It's back-to-school time already and fall is just a few weeks away. That means it's time for a fresh crop of viruses and other infections to bring patients to your office with complaints of sore throat. This year, though, you can be armed with a better way of deciding how to manage those patients. On page 938, you will find a form that you can photocopy and use during patient examinations to help you make efficient diagnostic decisions and treatment choices based on decision rules drawn from the evidence.

This patient encounter form, developed by Mark Ebell, M.D., M.S., AFP's deputy editor for evidence-based medicine, represents the first in a series of “Point-of-Care Guides” that will put evidence at the fingertips of family physicians making clinical decisions. See the accompanying article on page 937, which explains the decision rule that Dr. Ebell has incorporated into the encounter form.

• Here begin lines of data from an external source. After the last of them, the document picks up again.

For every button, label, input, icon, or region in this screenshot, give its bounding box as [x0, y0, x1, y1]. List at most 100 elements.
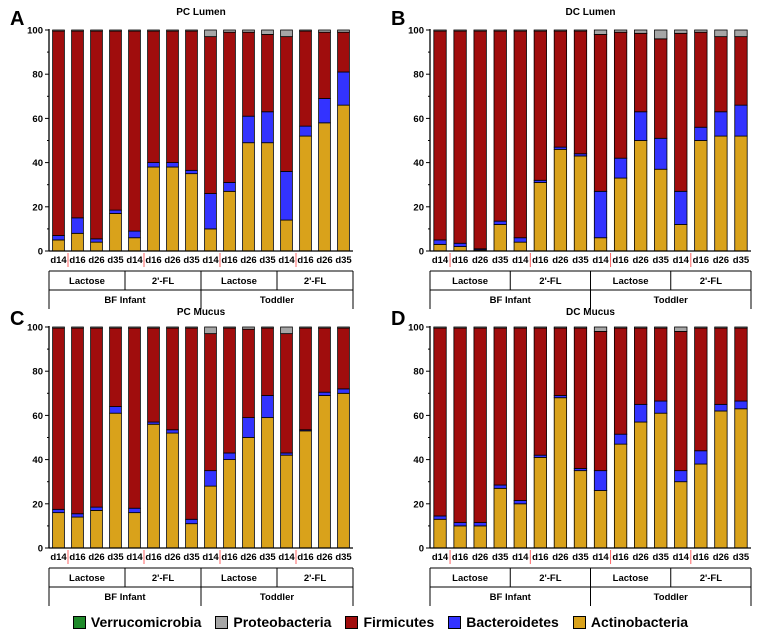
panel-a-group-label: 2'-FL: [304, 276, 327, 287]
panel-c-bar-actinobacteria: [204, 485, 217, 549]
panel-d-ytick-label: 20: [413, 499, 424, 510]
panel-a-xtick-label: d35: [259, 255, 276, 266]
panel-c-bar-firmicutes: [166, 327, 179, 431]
panel-d-bar-actinobacteria: [654, 412, 668, 549]
panel-d-bar-firmicutes: [634, 327, 648, 405]
panel-a-xtick-label: d26: [164, 255, 180, 266]
panel-a-bar-firmicutes: [299, 30, 312, 127]
panel-b-letter: B: [391, 8, 405, 30]
panel-d-xtick-label: d35: [733, 552, 750, 563]
panel-a-bar-actinobacteria: [128, 237, 141, 252]
panel-c-bar-bacteroidetes: [128, 507, 141, 514]
panel-d-xtick-label: d35: [492, 552, 509, 563]
panel-d-bar-firmicutes: [613, 327, 628, 435]
panel-c-xtick-label: d14: [202, 552, 219, 563]
panel-a-bar-firmicutes: [280, 36, 293, 172]
panel-a-bar-firmicutes: [147, 30, 160, 164]
panel-c-bar-proteobacteria: [318, 326, 331, 329]
panel-a-bar-proteobacteria: [318, 29, 331, 33]
panel-b-bar-bacteroidetes: [634, 111, 648, 141]
panel-d-bar-bacteroidetes: [634, 403, 648, 423]
panel-b-bar-actinobacteria: [654, 168, 668, 252]
panel-b-group-label: Lactose: [452, 276, 488, 287]
panel-d-bar-proteobacteria: [613, 326, 628, 329]
panel-d-bar-actinobacteria: [714, 410, 728, 549]
panel-a-ytick-label: 0: [38, 247, 43, 258]
panel-b-bar-firmicutes: [433, 30, 447, 241]
legend-label-verrucomicrobia: Verrucomicrobia: [90, 614, 202, 630]
panel-d-bar-actinobacteria: [513, 503, 527, 549]
panel-c-ytick-label: 20: [32, 499, 43, 510]
panel-b-ytick-label: 100: [408, 26, 424, 37]
legend-swatch-bacteroidetes: [448, 615, 462, 629]
panel-a-bar-proteobacteria: [185, 29, 198, 32]
panel-a-xtick-label: d14: [126, 255, 143, 266]
panel-d-xtick-label: d35: [572, 552, 589, 563]
panel-b-bar-proteobacteria: [654, 29, 668, 40]
panel-d-xtick-label: d26: [552, 552, 568, 563]
panel-a-bar-proteobacteria: [128, 29, 141, 32]
panel-a-group-label: 2'-FL: [152, 276, 175, 287]
panel-c-ytick-label: 60: [32, 411, 43, 422]
panel-b-bar-firmicutes: [493, 30, 507, 222]
panel-c-xtick-label: d26: [88, 552, 104, 563]
panel-b-bar-proteobacteria: [634, 29, 648, 34]
panel-c-bar-proteobacteria: [280, 326, 293, 335]
panel-d-bar-firmicutes: [674, 331, 688, 472]
panel-b-ytick-label: 80: [413, 70, 424, 81]
panel-b-bar-actinobacteria: [613, 177, 628, 252]
panel-c-supergroup-label: Toddler: [260, 592, 294, 603]
panel-d-bar-bacteroidetes: [473, 522, 487, 527]
panel-b-bar-bacteroidetes: [694, 126, 708, 141]
panel-d-bar-bacteroidetes: [593, 470, 608, 491]
panel-b-bar-firmicutes: [513, 30, 527, 239]
panel-b-supergroup-label: Toddler: [654, 295, 688, 306]
panel-b-bar-bacteroidetes: [433, 239, 447, 245]
legend: Verrucomicrobia Proteobacteria Firmicute…: [0, 610, 761, 634]
panel-c-bar-actinobacteria: [242, 437, 255, 549]
panel-d-group-label: Lactose: [613, 573, 649, 584]
panel-d-xtick-label: d16: [612, 552, 628, 563]
panel-d-bar-actinobacteria: [634, 421, 648, 549]
panel-b-xtick-label: d26: [472, 255, 488, 266]
panel-c-bar-firmicutes: [280, 333, 293, 454]
panel-b-bar-firmicutes: [714, 36, 728, 113]
panel-d-supergroup-label: BF Infant: [490, 592, 532, 603]
panel-d-bar-firmicutes: [553, 327, 568, 396]
panel-a-bar-firmicutes: [90, 30, 103, 240]
panel-c-xtick-label: d16: [69, 552, 85, 563]
panel-b-xtick-label: d26: [632, 255, 648, 266]
panel-a-xtick-label: d26: [240, 255, 256, 266]
panel-d-bar-proteobacteria: [533, 326, 547, 329]
panel-b-bar-actinobacteria: [433, 243, 447, 252]
panel-a-bar-firmicutes: [166, 30, 179, 164]
panel-a-group-label: Lactose: [221, 276, 257, 287]
panel-a-bar-bacteroidetes: [166, 162, 179, 168]
panel-a-bar-bacteroidetes: [185, 169, 198, 175]
panel-d-xtick-label: d16: [693, 552, 709, 563]
panel-d-bar-actinobacteria: [593, 490, 608, 549]
panel-d-bar-bacteroidetes: [453, 522, 467, 527]
panel-a-bar-actinobacteria: [318, 122, 331, 252]
panel-b-bar-firmicutes: [593, 34, 608, 192]
panel-a-bar-actinobacteria: [299, 135, 312, 252]
panel-c-bar-firmicutes: [52, 327, 65, 510]
panel-d-bar-proteobacteria: [553, 326, 568, 329]
panel-b-bar-firmicutes: [674, 32, 688, 192]
panel-d-bar-actinobacteria: [473, 525, 487, 549]
panel-c-ytick-label: 100: [27, 323, 43, 334]
panel-c-bar-proteobacteria: [166, 326, 179, 329]
panel-b-ytick-label: 0: [419, 247, 424, 258]
panel-c-bar-bacteroidetes: [185, 518, 198, 525]
panel-d-xtick-label: d14: [432, 552, 449, 563]
panel-c-bar-actinobacteria: [261, 417, 274, 549]
panel-d-bar-actinobacteria: [433, 518, 447, 549]
panel-b-bar-firmicutes: [573, 30, 588, 155]
panel-a-ytick-label: 80: [32, 70, 43, 81]
panel-a-bar-firmicutes: [52, 30, 65, 236]
panel-b-supergroup-label: BF Infant: [490, 295, 532, 306]
panel-a-bar-actinobacteria: [147, 166, 160, 252]
panel-c-group-label: Lactose: [221, 573, 257, 584]
panel-d-xtick-label: d26: [472, 552, 488, 563]
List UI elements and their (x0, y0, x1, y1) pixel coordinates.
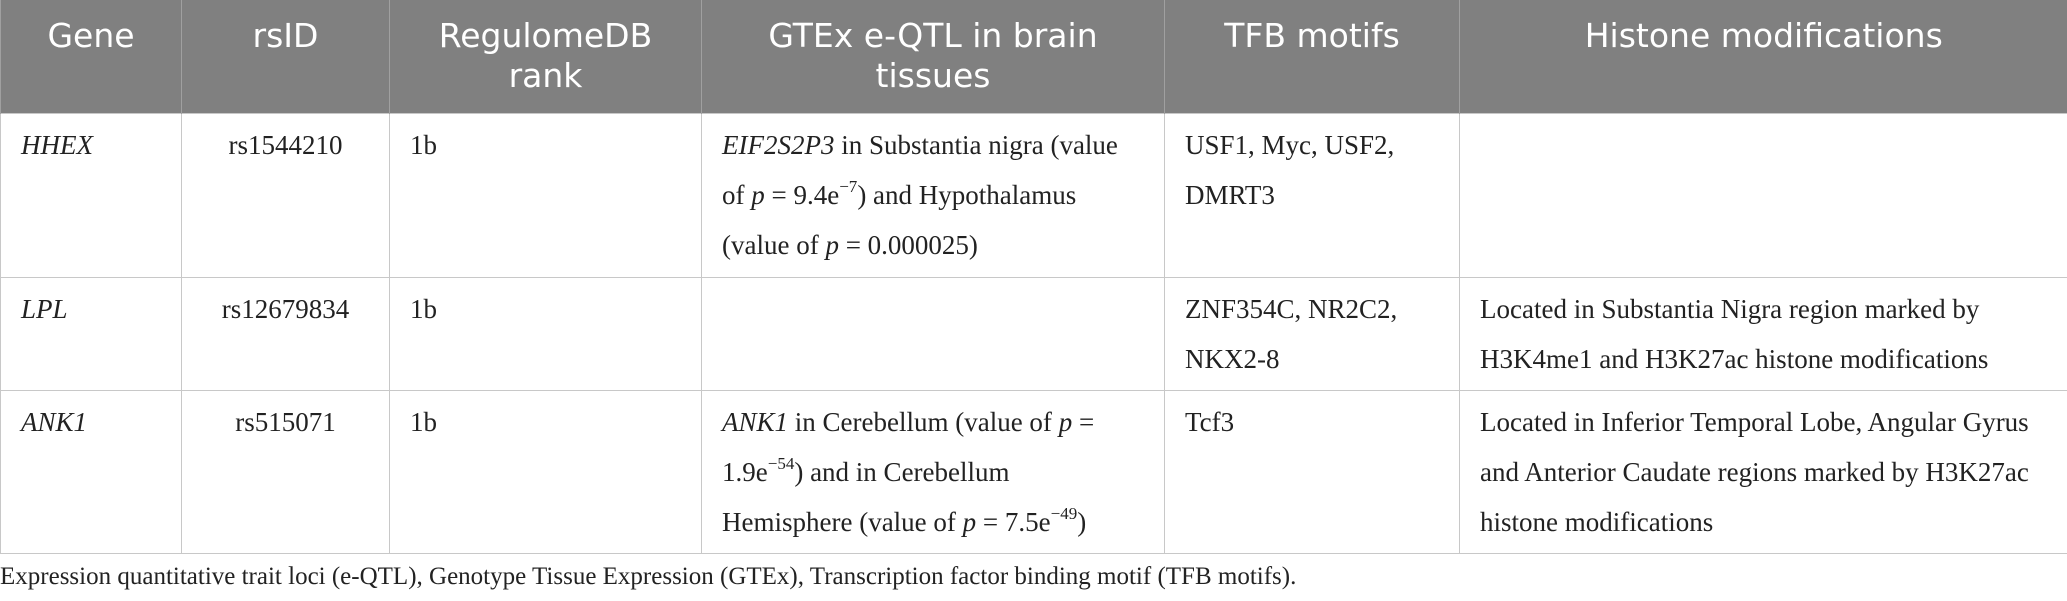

The series will present concise summaries of the strongest available evidence regarding the diagnosis of common or important conditions in primary care. Each article will provide clinical questions with evidence-based answers and a brief case scenario showing how the evidence is applied in practice. Whenever possible, clinical decision rules and evidence-based algorithms will be adapted into a clinical tool that physicians can photocopy and incorporate in their practices.

These clinical guides are intended to close the distance between good medicine and good practice. In fact, the guides are so focused on helping physicians bring evidence into practice that Family Practice Management, AFP's sister journal, decided it only made sense to publish these tools in tandem. The forms will be made available online for the readers of AFP and FPM atwww.aafp.org/afp andwww.aafp.org/fpm.

Sample topics in upcoming issues include office-based protocols for the diagnosis of pulmonary embolism, deep venous thrombosis, and chest pain; risk prediction for patients with gastrointestinal bleeding and pneumonia; prognosis of patients with liver disease, breast cancer, and melanoma; and dosing of warfarin.

In addition to creating clinical guides that family physicians can add to their repertoire of evidence-based tools, Dr. Ebell has plans for several other new AFP features to help family physicians incorporate evidence-based medicine in their practices.